Thomas Aquinas understood the conflict thus: between the spirit and the flesh there is a continual combat that needs to be dealt with by prayer and fasting. Ovid, the Roman poet, saw the same war in himself as well. He wrote, “I see the better thing, and I approve them, but I follow the worse”. St Paul too understood it very well when he wrote, “the good that I want to do I fail to do, but what I do is the wrong that is against my will” (Roman 7, 28-9). Pascal truly understood the nature of man’s emptiness when he wrote, “the cruelest war that God can wage against men in this life is to leave them without the war he has come to bring”. That war is present in every human soul, and I believe it is to our advantage that it is there. It is an inner conflict between our desires and the principles by which we set for ourselves to live; it is a war between our emotions and reason, grace and nature, doing this and that…. It is an inner conflict between the actual and the ideal self. That is a good thing; it keeps us going; it allows us to strive to be the best-version-of-ourselves and reach holiness.

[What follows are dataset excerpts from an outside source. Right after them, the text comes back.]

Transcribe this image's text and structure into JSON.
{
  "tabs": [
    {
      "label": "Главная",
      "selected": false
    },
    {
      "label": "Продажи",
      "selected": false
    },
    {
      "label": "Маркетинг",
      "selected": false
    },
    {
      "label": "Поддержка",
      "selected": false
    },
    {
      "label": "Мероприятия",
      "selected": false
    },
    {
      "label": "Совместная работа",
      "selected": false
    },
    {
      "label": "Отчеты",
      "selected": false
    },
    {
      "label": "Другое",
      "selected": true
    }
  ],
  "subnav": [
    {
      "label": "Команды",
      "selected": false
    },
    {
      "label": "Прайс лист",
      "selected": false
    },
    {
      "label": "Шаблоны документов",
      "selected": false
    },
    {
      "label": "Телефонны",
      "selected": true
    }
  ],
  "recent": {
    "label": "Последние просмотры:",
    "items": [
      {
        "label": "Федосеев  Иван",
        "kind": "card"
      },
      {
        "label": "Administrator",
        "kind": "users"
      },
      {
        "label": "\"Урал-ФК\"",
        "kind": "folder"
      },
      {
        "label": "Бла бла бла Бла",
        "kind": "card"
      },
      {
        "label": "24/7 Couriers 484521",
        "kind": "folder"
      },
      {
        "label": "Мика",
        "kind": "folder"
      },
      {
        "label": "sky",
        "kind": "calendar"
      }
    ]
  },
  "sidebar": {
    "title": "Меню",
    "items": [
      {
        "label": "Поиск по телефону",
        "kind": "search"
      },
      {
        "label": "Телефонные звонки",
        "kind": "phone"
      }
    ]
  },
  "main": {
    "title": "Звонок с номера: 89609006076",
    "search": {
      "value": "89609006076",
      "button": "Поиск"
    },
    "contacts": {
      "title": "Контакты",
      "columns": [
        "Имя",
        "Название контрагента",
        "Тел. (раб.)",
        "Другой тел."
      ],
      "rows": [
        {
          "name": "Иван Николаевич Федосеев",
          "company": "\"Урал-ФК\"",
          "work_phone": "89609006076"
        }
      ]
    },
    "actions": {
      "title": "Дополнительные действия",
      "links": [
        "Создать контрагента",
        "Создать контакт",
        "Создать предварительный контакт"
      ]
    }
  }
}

Whatever forms that conflict takes, it can only be resolved in isolation; only when we remove ourselves from the noise of this world to completely surrender ourselves in mind, heart and soul to God by telling Him how much we hunger and thirst for Him, and how without Him we are a failure is that longing satisfied. I believe that conflict is almost necessary for our spiritual and human development. The way we handle it can perfect our nature and help us attain the true greatness for which we were born. It reveals our true character. It is not permissible to give up that fight. It is through fire that gold is tested. We want to say like St Paul, “I have fought the good fight, I have finished the race, I have kept the faith” (2 Tim 4, 7) so we can be told, “Well done, good and faithful servant, come and receive the reward of eternal life” (Mat 25).